Застегнув пиджак, он враскачку прошелся по комнате, стараясь не смотреть на обмякшее тело в кресле.
– Я ведь сейчас могут идти куда мне вздумается, делать что захочется: пусть соберут хоть всех свидетелей на свете, мне наплевать - кто меня может опознать? Да пока эти легаши раскачаются, я уже буду другой. - Он весело хлопнул себя по ляжкам, как если бы в голову ему пришла блестящая идея: - Черт возьми, да я мог бы занять место шефа полиции и руководить погоней за самим собой! Стоит мне захотеть, и я стану королем Сиама или президентом Соединенных Штатов!
Уэйн буквально похолодел от ужаса, когда осознал, сколько правды таилось в этих хвастливых заявлениях.
Перед ним была сила - сила, перед которой оставались беспомощными закон и порядок. Это он, Уэйн, выпустил ее на свободу, на радость и ликование всему преступному миру. О, конечно, Дженсен будет хранить свой секрет про себя, ревниво оберегая его от других нарушителей закона. Но он сам представлял собой угрозу - как индивид, вернее один из бесконечной вереницы неуловимых индивидов.

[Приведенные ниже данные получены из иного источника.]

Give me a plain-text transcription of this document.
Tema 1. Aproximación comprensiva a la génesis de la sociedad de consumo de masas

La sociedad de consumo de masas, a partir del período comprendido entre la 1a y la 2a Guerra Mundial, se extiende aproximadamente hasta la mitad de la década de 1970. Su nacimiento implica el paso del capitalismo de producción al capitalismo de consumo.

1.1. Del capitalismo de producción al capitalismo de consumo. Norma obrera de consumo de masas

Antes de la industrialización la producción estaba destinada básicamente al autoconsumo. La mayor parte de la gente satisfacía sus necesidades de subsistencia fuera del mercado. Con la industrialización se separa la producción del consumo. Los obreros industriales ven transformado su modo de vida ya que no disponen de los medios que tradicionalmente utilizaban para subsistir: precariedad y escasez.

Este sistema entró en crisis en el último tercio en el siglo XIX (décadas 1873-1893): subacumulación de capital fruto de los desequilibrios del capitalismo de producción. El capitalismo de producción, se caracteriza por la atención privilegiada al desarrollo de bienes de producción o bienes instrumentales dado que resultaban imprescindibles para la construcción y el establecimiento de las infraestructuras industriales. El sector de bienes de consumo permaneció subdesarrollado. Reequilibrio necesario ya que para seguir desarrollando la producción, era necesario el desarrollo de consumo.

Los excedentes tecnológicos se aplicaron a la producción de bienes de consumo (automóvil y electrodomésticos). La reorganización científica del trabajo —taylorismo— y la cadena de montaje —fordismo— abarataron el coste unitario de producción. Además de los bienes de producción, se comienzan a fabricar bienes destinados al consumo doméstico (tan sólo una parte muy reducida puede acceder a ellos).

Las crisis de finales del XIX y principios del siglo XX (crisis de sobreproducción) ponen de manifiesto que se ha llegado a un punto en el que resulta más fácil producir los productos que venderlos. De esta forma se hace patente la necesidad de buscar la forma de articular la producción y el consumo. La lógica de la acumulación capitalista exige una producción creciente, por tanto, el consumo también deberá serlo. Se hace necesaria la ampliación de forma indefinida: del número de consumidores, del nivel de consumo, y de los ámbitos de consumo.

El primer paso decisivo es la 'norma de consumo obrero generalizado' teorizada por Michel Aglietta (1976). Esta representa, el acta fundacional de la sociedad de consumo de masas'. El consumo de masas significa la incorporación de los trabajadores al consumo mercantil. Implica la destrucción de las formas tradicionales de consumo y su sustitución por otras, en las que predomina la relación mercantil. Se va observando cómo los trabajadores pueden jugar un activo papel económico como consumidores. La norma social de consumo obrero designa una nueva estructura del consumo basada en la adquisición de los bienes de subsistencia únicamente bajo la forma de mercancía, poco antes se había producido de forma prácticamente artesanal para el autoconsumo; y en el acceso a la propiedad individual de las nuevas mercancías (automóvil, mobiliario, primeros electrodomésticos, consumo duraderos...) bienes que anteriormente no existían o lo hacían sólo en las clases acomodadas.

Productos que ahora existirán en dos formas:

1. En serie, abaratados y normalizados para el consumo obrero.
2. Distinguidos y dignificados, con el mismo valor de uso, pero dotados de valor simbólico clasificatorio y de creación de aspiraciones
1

Десять часов спустя мысль эта по-прежнему не оставляла Уэйна. Он стоял на травянистой обочине давно не езженой дороги, следя за тем, как исчезает вдали щеголеватая, самоуверенная фигура преступника, мчавшегося навстречу абсолютной, ничем не стесненной свободе. Дженсен мог легко прикончить его - это нисколько бы не обременило его совести, но по каким-то не известным Уэйну причинам он этого не сделал. Быть может, негодяй испытывал злорадное удовольствие при мысли, что власти будут предупреждены о возникновении проблемы, разрешить которую не в их силах. А может, он боялся каких-либо случайных неисправностей в проекторе и оставил его автору жизнь, чтобы тот смог исправить возможные поломки.